Highlighting the low rate of conviction in money laundering cases, the Supreme Court on Wednesday suggested the Enforcement Directorate (ED) to focus on the quality of evidence and prosecution in cases registered under the Prevention of Money Laundering Act (PMLA).

The Bench of Justice Surya Kant, Justice Dipankar Datta and Justice Ujjal Bhuyan made the observation while hearing a bail petition of Chhattisgarh-based businessman Sunil Kumar Agarwal, arrested under PMLA, in connection with an alleged coal transportation scam.

Referring to the information provided by Union Minister of State for Home Nityanand Rai on August 6 in the Parliament, the Bench noted that since the amendment of the Act in 2014, 5000 odd cases have been registered, while conviction have been obtained only in 40 cases.

The Apex Court directed the national agency to pay attention on the quality of prosecution and quality of evidence. It said all the matters in which the ED was satisfied of having a prima facie case, the agency needed to establish the same in the court.

The Bench said in the present case, ED was merely ‘harping’ upon oral evidence, such as some statements given by the persons and some affidavits given by 2-3 persons. The person may not stand by his/her statement in the witness box. There was no surety whether the person may or may not be able to face cross-examination. the agency should instead go by some scientific investigation, added the Court.

Appearing for ED, ASG SV Raju asserted that a statement became admissible and was treated as a piece of evidence under Section 50 PMLA, unlike Section 161 CrPC, which was hit by the bar of Section 162.

The ASG then stressed on Section 45 PMLA, which imposed twin conditions for bail.

The Bench responded that Section 19 PMLA required the arresting officer to form an opinion that the accused was guilty of the offence. It was the requirement of law. Before Section 45, Section 19 (grounds of arrest) has to be satisfied.

If ED could not sustain an order under Section 19, the national agency could not perhaps say that the burden was on the accused to show that he was not guilty.

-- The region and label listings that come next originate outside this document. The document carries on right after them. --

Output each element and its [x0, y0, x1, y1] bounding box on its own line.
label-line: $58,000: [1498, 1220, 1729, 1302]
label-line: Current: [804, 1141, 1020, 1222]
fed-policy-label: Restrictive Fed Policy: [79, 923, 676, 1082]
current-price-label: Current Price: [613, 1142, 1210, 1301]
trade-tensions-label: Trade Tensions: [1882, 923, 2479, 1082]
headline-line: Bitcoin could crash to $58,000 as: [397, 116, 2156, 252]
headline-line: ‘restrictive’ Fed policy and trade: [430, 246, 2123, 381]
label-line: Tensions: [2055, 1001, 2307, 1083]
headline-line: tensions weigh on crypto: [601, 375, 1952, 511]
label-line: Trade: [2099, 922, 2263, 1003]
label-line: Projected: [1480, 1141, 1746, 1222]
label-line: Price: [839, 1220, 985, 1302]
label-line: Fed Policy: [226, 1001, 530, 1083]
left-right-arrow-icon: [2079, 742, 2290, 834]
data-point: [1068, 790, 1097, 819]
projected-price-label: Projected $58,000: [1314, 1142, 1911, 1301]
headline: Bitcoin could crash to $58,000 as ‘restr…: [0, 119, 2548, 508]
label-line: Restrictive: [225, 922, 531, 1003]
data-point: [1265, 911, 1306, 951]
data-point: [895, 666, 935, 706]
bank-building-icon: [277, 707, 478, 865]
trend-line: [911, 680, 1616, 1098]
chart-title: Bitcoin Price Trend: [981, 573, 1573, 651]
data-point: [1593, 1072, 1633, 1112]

If the national agency was not sure that the accused was guilty, how could ED ask the accused to prove before the Court that he/she was not guilty.

Appearing for the businessman, Senior Advocate Mukul Rohatgi contended that in Arvind Kejriwal’s case, the Apex Court held that reasons to believe, besides grounds of arrest, have to be supplied to the accused.

He added that as per the judgement, there also must be a necessity to arrest, based on evidence with the Investigating Officer.

Agarwal was earlier granted interim bail by the Court on May 17, after noting that there was no scheduled offence made out against him as per the charge sheet filed in the predicate case. The Bench today confirmed its May 17 order and disposed of the SLP.

Agarwal was represented by Senior Advocates Rohtagi and Vikas Pahwa, along with Advocates Tushar Giri and Sahil Bhalaik.